Document Type

Article

Publication Date

2000

Abstract

Allan Hutchinson remarks at the beginning of his interesting article that Gadamer's writings have had only a peripheral influence on legal scholarship -- only occasionally cited, and then begrudgingly so, and never given the serious attention they deserve or require. Nevertheless, Hutchinson acknowledges, Gadamerian influences can be noted -- particularly in the now widely shared understanding that adjudication is, fundamentally, an interpretive exercise. Even with this qualification, though, I think Hutchinson understates Gadamer's impact. Whatever may be true of Gadamer's influence in other disciplines, his influence in law has been unambiguously both broad and deep -- although it has come in what, at least at first glance, seems to be a surprising place. Gadamer has had less of an impact than one might have thought on conservative or liberal legal thought, particularly given the Burkean conservatism of much of his writing, and the striking similarities between his own and liberal theories of adjudication. But in the Canadian, American, and English critical legal studies movement, Hans-Georg Gadamer's influence has been undeniable, and recognition of the debt owed has hardly been begrudging. Indeed, it is no exaggeration to say that Hans-Georg Gadamer directly or indirectly set much of the agenda for the entire founding generation of critical legal scholars. That is no insignificant feat, given that the critical legal studies movement was the first movement since the legal realists of a half century earlier to be rigorously and consciously critical, rather than reformist, of our most basic legal norms, institutions, and adjudicative practices. Gadamer set the direction, tone, and much of the content of our critical contemporary movements in legal thought.

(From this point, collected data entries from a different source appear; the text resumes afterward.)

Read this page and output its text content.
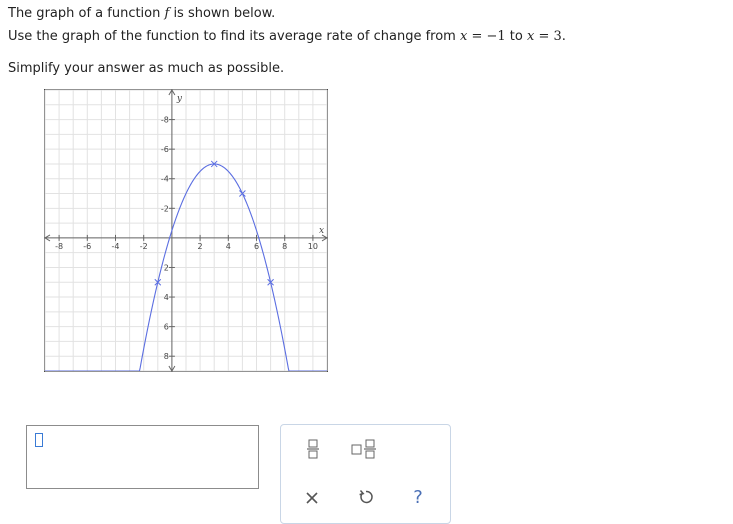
The graph of a function f is shown below.
Use the graph of the function to find its average rate of change from x = −1 to x = 3.
Simplify your answer as much as possible.
-8	-6	-4	-2	2	4	6	8	10
8
6
4
2
-2
-4
-6
-8
x
y
?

What I want to offer in this Article commenting on the articles in this Symposium celebrating the centennial of Gadamer's birth is an interpretation of the interpretive turn itself -- and I want to do it toward the end of criticizing where the interpretive turn has taken us. The critical interpretation I will offer of the interpretive turn will emphasize two of its relatively unremarked features. First, I want to emphasize, indeed insist upon, its multiplicity. There has been, I will argue, not one interpretive turn in legal theory, but several, or at least, several distinct ways in which the interpretive turn has altered the direction of critical legal thought. More concretely, as I will argue in the bulk of this Article, there have been at least seven such turns in legal thought, and my first goal is simply to map them out. Second, I want to try to clarify, in my interpretation of various interpretive turns of legal theory and critical legal theory, not so much the nature of hermeneutic interpretation -- the subject in some way of all of these articles -- as the nature of the turn. Every turn in life is a turn away from something as well as a turn toward something. This is as true of turns in critical legal theory as it is true of turns on the Appalachian Trail. My basic claim is that every interpretive turn in critical legal thought has entailed a turn away from something, as it has directed us toward interpretation. I want to highlight what the interpretive turn has turned us from, rather than what it has turned us toward.